Still, there is a risk that current practice will be contaminated by the proposed intervention in this study, which would result in a bias towards no effect. To truly evaluate the effect of the implementation of the algorithm it is essential to minimize the risk of contamination in the centers where patients are still being treated according to current practice. If all clinicians were intensively involved in the development of the algorithm, they might adjust their current practice to the algorithm before the start of the trial. On the other hand, for optimal implementation it is essential that the centers feel involved in the development of the intervention. Therefore, the algorithm was designed by a group of stakeholders of the Dutch Pancreatic Cancer Group. The proposed algorithm was validated in a retrospective multicenter cohort, as prospective implementation would have increased the risk of contamination. Next, the algorithm was discussed at a meeting with one leading surgeon with expertise in pancreatic surgery from every participating center, using a PowerPoint presentation, the content of which was not shared with the audience electronically or on paper. At this meeting, consensus was reached on the content of the algorithm. The pancreatic surgeons were instructed not to share with their colleagues what was discussed during the meeting. The algorithm was not distributed within the centers prior to the start of the wash-in period. Consensus was reached on the final algorithm with internationally respected experts in the field of pancreatic surgery before nationwide implementation in this trial. We believe this approach will ensure local support for the intervention while minimizing potential bias through knowledge of its components.

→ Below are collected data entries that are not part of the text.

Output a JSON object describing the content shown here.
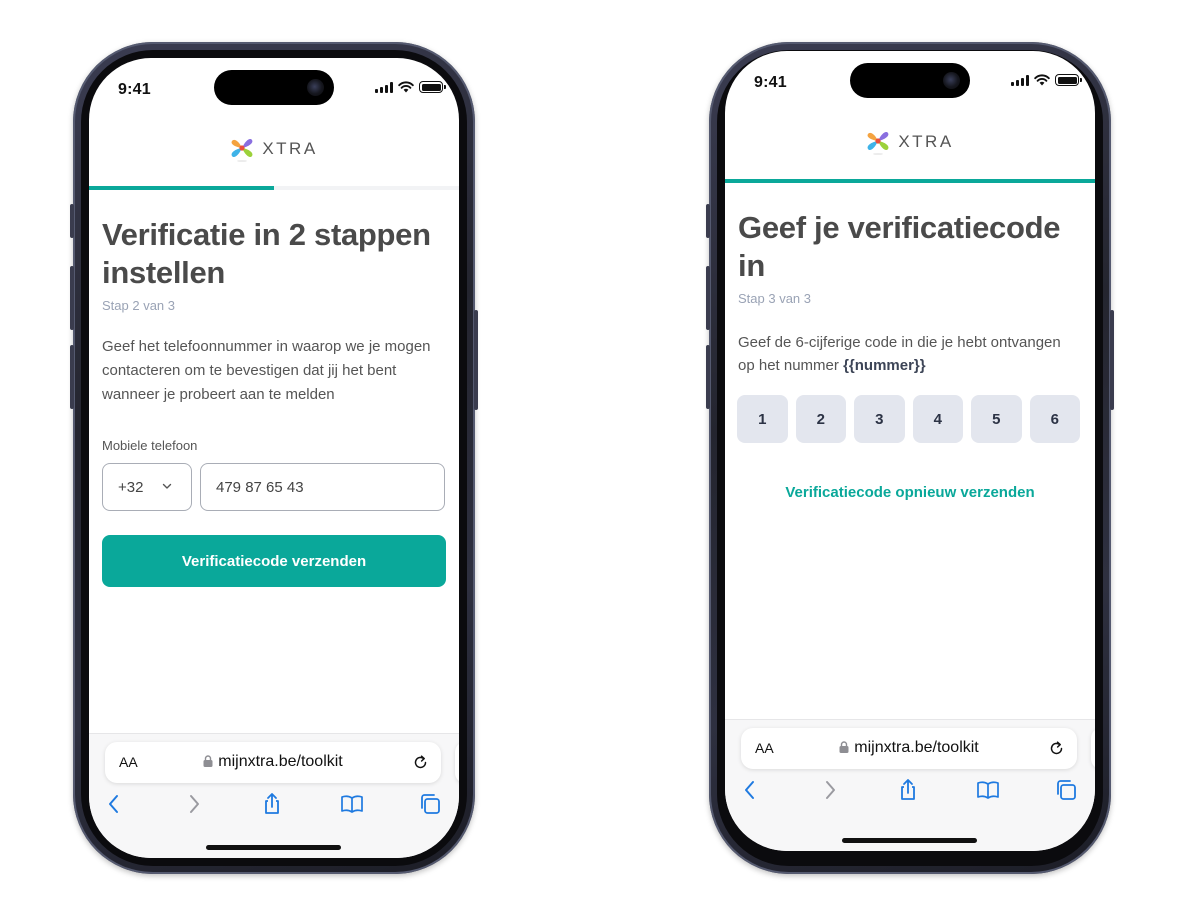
{
  "left_phone": {
    "status_bar": {
      "time": "9:41"
    },
    "logo": {
      "text": "XTRA"
    },
    "progress_percent": 50,
    "title": "Verificatie in 2 stappen instellen",
    "step": "Stap 2 van 3",
    "description": "Geef het telefoonnummer in waarop we je mogen contacteren om te bevestigen dat jij het bent wanneer je probeert aan te melden",
    "phone_field": {
      "label": "Mobiele telefoon",
      "country_code": "+32",
      "value": "479 87 65 43"
    },
    "submit_label": "Verificatiecode verzenden",
    "browser": {
      "aa": "AA",
      "url": "mijnxtra.be/toolkit"
    }
  },
  "right_phone": {
    "status_bar": {
      "time": "9:41"
    },
    "logo": {
      "text": "XTRA"
    },
    "progress_percent": 100,
    "title": "Geef je verificatiecode in",
    "step": "Stap 3 van 3",
    "description_prefix": "Geef de 6-cijferige code in die je hebt ontvangen op het nummer ",
    "description_placeholder": "{{nummer}}",
    "code_digits": [
      "1",
      "2",
      "3",
      "4",
      "5",
      "6"
    ],
    "resend_label": "Verificatiecode opnieuw verzenden",
    "browser": {
      "aa": "AA",
      "url": "mijnxtra.be/toolkit"
    }
  },
  "colors": {
    "accent": "#0aa89a",
    "title": "#4a4a4a",
    "step": "#9aa3b5",
    "code_box": "#e3e6ee",
    "ios_blue": "#1f7ae0"
  }
}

In conclusion, we have designed a stepped-wedge, cluster-randomized trial to evaluate the effect of the nationwide implementation of an algorithm for early detection and minimally invasive management of pancreatic fistula after pancreatic resection on severe complications and mortality in The Netherlands.

Trial status

This manuscript is based on the PORSCH study protocol version 7, December 2017. The Medical Ethical Committees United (MEC-U) approved the study and waived the need for informed consent (reference number W17.057). Local approval for the study is obtained in all participating centers before recruitment starts.

First inclusion: 8 January 2018.

Interim analysis: 8 November 2018, 569 patients included. Conclusion: enrollment as planned, trial continues without adaptation.

Planned last inclusion: 9 November 2019.

Trial status at time of submission: recruiting.